答复: [PATCH RESEND] arm64: fault: avoid send SIGBUS two times

2017-12-11 Thread gengdongjiu
Hi James,
  Thanks for your review and suggestion.

> Hi gengdongjiu,
> 
> On 08/12/17 04:43, gengdongjiu wrote:
> > by the way, I think also change the info.si_code to "BUS_MCEERR_AR" is 
> > better, as shown [1].
> > BUS_MCEERR_AR can tell user space  "Hardware memory error consumed on a 
> > error; action required".
> 
> Today its also used as the last-resort. This signal tells user-space the page 
> can't be re-read from disk/swap, and its been unmapped from all
> affected processes.
> 
> I think using it like this (tempting as it is) changes the meaning.
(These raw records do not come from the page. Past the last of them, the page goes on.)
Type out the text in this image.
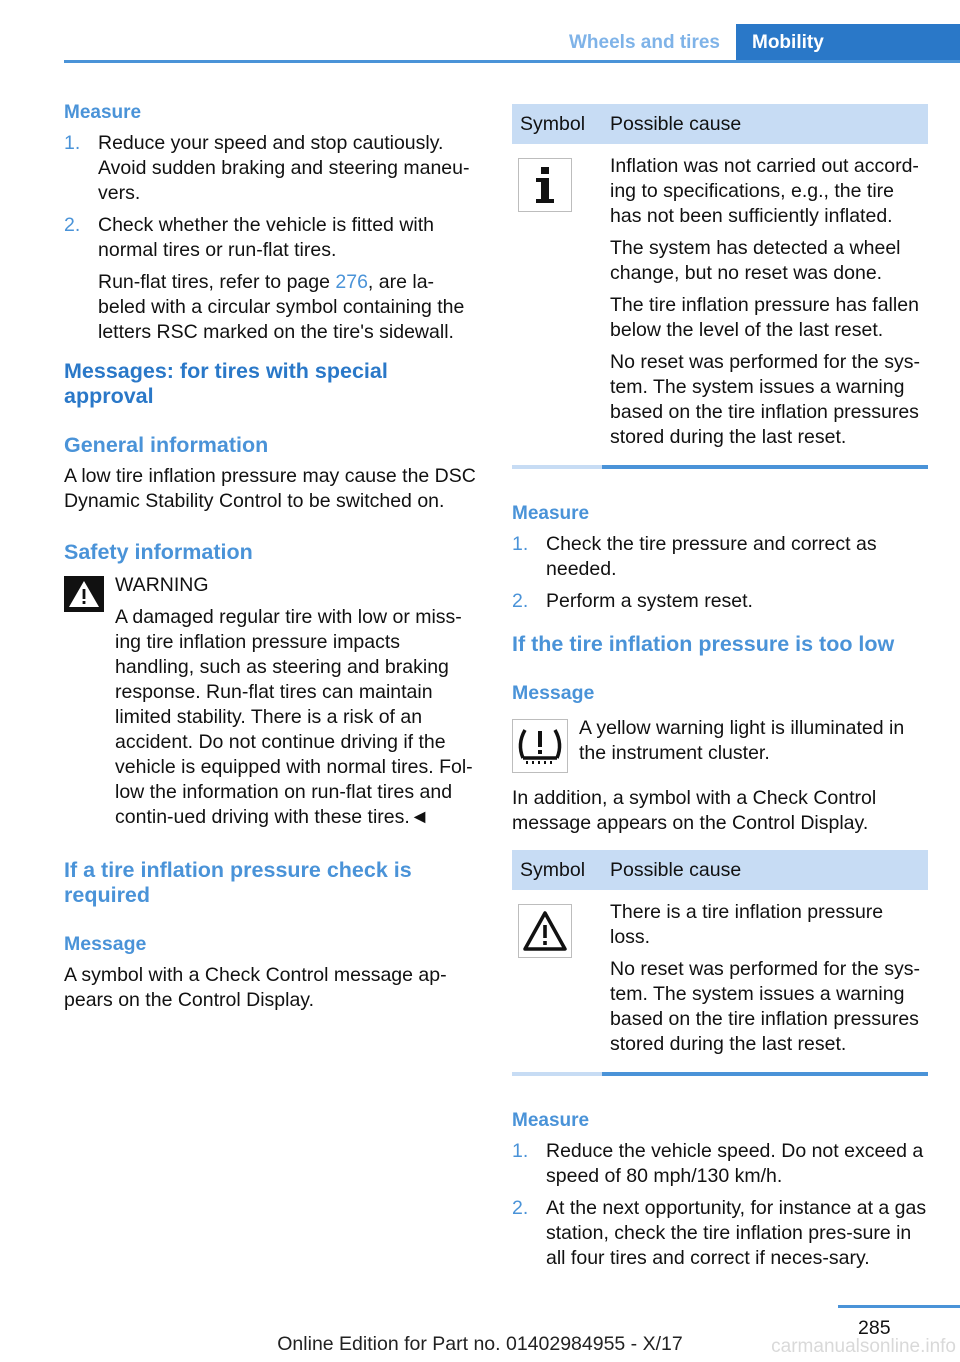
Wheels and tires	Mobility
Measure
1. Reduce your speed and stop cautiously. Avoid sudden braking and steering maneu‐vers.
2. Check whether the vehicle is fitted with normal tires or run-flat tires.

Run-flat tires, refer to page 276, are la‐beled with a circular symbol containing the letters RSC marked on the tire's sidewall.

Messages: for tires with special approval
General information

A low tire inflation pressure may cause the DSC Dynamic Stability Control to be switched on.

Safety information
WARNING
A damaged regular tire with low or miss‐ing tire inflation pressure impacts handling, such as steering and braking response. Run-flat tires can maintain limited stability. There is a risk of an accident. Do not continue driving if the vehicle is equipped with normal tires. Fol‐low the information on run-flat tires and contin‐ued driving with these tires.◄
If a tire inflation pressure check is required
Message

A symbol with a Check Control message ap‐pears on the Control Display.

Symbol	Possible cause

Inflation was not carried out accord‐ing to specifications, e.g., the tire has not been sufficiently inflated.

The system has detected a wheel change, but no reset was done.

The tire inflation pressure has fallen below the level of the last reset.

No reset was performed for the sys‐tem. The system issues a warning based on the tire inflation pressures stored during the last reset.

Measure
1. Check the tire pressure and correct as needed.
2. Perform a system reset.
If the tire inflation pressure is too low
Message
A yellow warning light is illuminated in the instrument cluster.

In addition, a symbol with a Check Control message appears on the Control Display.

Symbol	Possible cause

There is a tire inflation pressure loss.

No reset was performed for the sys‐tem. The system issues a warning based on the tire inflation pressures stored during the last reset.

Measure
1. Reduce the vehicle speed. Do not exceed a speed of 80 mph/130 km/h.
2. At the next opportunity, for instance at a gas station, check the tire inflation pres‐sure in all four tires and correct if neces‐sary.
285
Online Edition for Part no. 01402984955 - X/17	carmanualsonline.info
Consider again, I think what is your said is reasonable, when the 
ghes_notify_sea() return failure, it means the meory_failure() does not handler 
the error and even not 
unmapped the affected processes. 
So setting the si_code to BUS_MCEERR_AR may not better, I will set the si_code 
to 0.
Thanks for your suggestion and reminder.

> 
> 
> > so it is better than "0". In the X86 platform, it also use the 
> > "BUS_MCEERR_AR" for si_code[2] in "arch/x86/mm/fault.c".
> > what do you think about it?
> 
> This is heading into kernel-first territory, I'd prefer we do that all at 
> once so we know everything is covered.

Yes, it is.

> 
> 
> > [2]:
> > arch/x86/mm/fault.c:
> >
> > static void
> > do_sigbus(struct pt_regs *regs, unsigned long error_code, unsigned long 
> > address,
> >   u32 *pkey, unsigned int fault)
> > {
> >   ..
> > #ifdef CONFIG_MEMORY_FAILURE
> > if (fault & (VM_FAULT_HWPOISON|VM_FAULT_HWPOISON_LARGE)) {
> 
> These VM_FAULT flags indicate memory_failure() has run, tried to re-read the 
> memory from disk/swap, failed, and unmapped the page
> from all affected processes.

Understand, These VM_FAULT flags is different with the do_sea() handling. In 
the do_sea(), the memory_failure() may not run.  

> 
> 
> > printk(KERN_ERR
> > "MCE: Killing %s:%d due to hardware memory corruption fault at %lx\n",
> > tsk->comm, tsk->pid, address);
> > code = BUS_MCEERR_AR;
> > }
> > #endif
> > force_sig_info_fault(SIGBUS, code, address, tsk, pkey, fault); }
> 
> This is x86's page fault handler, not its Machine-Check-Exception handler.
> 
> arm64's page fault handler does this too, from do_page_fault():

Yes, indeed. 
just now I check the code, you are right. 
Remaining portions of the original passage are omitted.